So I shit on him and talk negatively about our situation regularly. I don’t mention all the details. Not to say that I’m wrong and he’s right or that I may not be overreacting during the time my Little Red Riding Hood friend of the month appears. But no one can know the whole truth without living in my shoes. No one can know all the details because than my blog will be non-stop like the slop you left openly in the toilet after last night’s burrito came out your ass with peppery fire and a slight tear full of promise that: “I will never eat this again!”
But then what you do?
I don’t leave much privacy for him or me. Although I don’t flat go about giving our home addresses and how you can go about meeting us for more intimate or not-so-intimate details of our Life. All in all what the card says rings true when it comes to him (despite my grudges, ongoing hatred and shoot in the foot shotgun resentment). Eight years of being with one partner (no matter how on and off) can do wonders for your sex life or take away from it (from time to time).

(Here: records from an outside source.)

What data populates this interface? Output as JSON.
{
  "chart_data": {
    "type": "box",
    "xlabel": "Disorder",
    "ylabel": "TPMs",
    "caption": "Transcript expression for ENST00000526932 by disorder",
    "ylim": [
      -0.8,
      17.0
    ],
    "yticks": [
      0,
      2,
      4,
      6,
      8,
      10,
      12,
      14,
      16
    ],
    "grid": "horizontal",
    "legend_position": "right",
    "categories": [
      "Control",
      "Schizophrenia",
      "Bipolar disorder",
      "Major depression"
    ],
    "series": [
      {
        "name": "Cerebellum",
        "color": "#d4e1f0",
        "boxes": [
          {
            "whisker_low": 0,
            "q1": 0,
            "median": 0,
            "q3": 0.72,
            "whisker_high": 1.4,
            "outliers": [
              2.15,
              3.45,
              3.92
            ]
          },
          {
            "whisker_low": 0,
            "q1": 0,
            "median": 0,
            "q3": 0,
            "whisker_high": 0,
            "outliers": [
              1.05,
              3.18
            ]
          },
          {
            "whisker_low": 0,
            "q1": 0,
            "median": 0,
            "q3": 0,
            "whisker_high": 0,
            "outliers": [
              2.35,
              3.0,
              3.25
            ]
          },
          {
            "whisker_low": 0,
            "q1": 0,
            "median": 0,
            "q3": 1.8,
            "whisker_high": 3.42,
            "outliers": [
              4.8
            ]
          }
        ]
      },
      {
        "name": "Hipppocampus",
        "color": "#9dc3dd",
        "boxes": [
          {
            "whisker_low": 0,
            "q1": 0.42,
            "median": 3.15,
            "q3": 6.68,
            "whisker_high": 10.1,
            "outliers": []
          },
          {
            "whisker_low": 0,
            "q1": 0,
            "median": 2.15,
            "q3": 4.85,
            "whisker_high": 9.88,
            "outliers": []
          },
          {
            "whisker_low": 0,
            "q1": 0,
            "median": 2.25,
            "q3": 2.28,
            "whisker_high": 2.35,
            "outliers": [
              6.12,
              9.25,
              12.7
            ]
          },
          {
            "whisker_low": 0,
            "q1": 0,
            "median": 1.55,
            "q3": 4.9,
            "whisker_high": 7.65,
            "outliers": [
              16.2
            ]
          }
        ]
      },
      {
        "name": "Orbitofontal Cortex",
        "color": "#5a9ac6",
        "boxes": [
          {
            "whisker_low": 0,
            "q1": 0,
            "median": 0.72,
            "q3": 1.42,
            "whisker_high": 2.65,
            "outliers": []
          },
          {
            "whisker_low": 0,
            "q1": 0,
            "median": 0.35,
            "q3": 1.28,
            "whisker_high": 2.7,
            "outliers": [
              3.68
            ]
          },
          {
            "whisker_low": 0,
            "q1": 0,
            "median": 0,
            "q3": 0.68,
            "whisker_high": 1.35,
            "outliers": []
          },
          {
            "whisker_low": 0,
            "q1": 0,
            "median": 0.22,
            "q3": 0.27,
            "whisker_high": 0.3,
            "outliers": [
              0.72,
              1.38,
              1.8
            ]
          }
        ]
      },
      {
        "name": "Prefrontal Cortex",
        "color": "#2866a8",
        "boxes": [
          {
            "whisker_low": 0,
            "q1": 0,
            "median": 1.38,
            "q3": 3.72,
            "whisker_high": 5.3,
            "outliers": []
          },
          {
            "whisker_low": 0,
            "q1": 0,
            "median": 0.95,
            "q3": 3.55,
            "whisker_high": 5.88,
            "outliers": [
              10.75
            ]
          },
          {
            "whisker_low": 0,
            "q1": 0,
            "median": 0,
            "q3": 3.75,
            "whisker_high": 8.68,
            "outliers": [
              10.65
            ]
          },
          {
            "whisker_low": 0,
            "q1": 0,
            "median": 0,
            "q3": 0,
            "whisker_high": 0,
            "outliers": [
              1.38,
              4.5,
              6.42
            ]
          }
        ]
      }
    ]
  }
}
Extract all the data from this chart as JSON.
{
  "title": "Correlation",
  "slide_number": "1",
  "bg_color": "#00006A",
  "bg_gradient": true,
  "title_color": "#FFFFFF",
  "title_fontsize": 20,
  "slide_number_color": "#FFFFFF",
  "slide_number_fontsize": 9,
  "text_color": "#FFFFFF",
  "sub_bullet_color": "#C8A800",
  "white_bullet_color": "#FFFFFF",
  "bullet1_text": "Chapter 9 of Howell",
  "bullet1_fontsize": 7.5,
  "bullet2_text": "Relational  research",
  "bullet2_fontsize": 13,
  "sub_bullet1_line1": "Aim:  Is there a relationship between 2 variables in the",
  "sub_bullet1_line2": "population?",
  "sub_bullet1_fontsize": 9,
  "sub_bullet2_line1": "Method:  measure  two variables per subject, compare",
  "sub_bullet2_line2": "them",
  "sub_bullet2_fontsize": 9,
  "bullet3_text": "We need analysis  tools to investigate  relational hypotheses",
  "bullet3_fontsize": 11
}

There are things you never knew existed sexually. Or even what it was like making love under a moonlight, feeling closer to heaven while for the first time in your Life experience(d) what it was actually like to have Meaningful Sex with someone you adore and cherish deeply. I thought it didn’t exist! *bangs head hard on wall* There are things one wouldn’t care for BUT suddenly do! Like getting your salad tossed and getting fingered and your clitoris massaged at the same time because nothing says I love you better than multiple orgasms! Then there are things you become aware of.. like if you two depart, well, good fucking luck finding this “service and decor” you had in your new partner.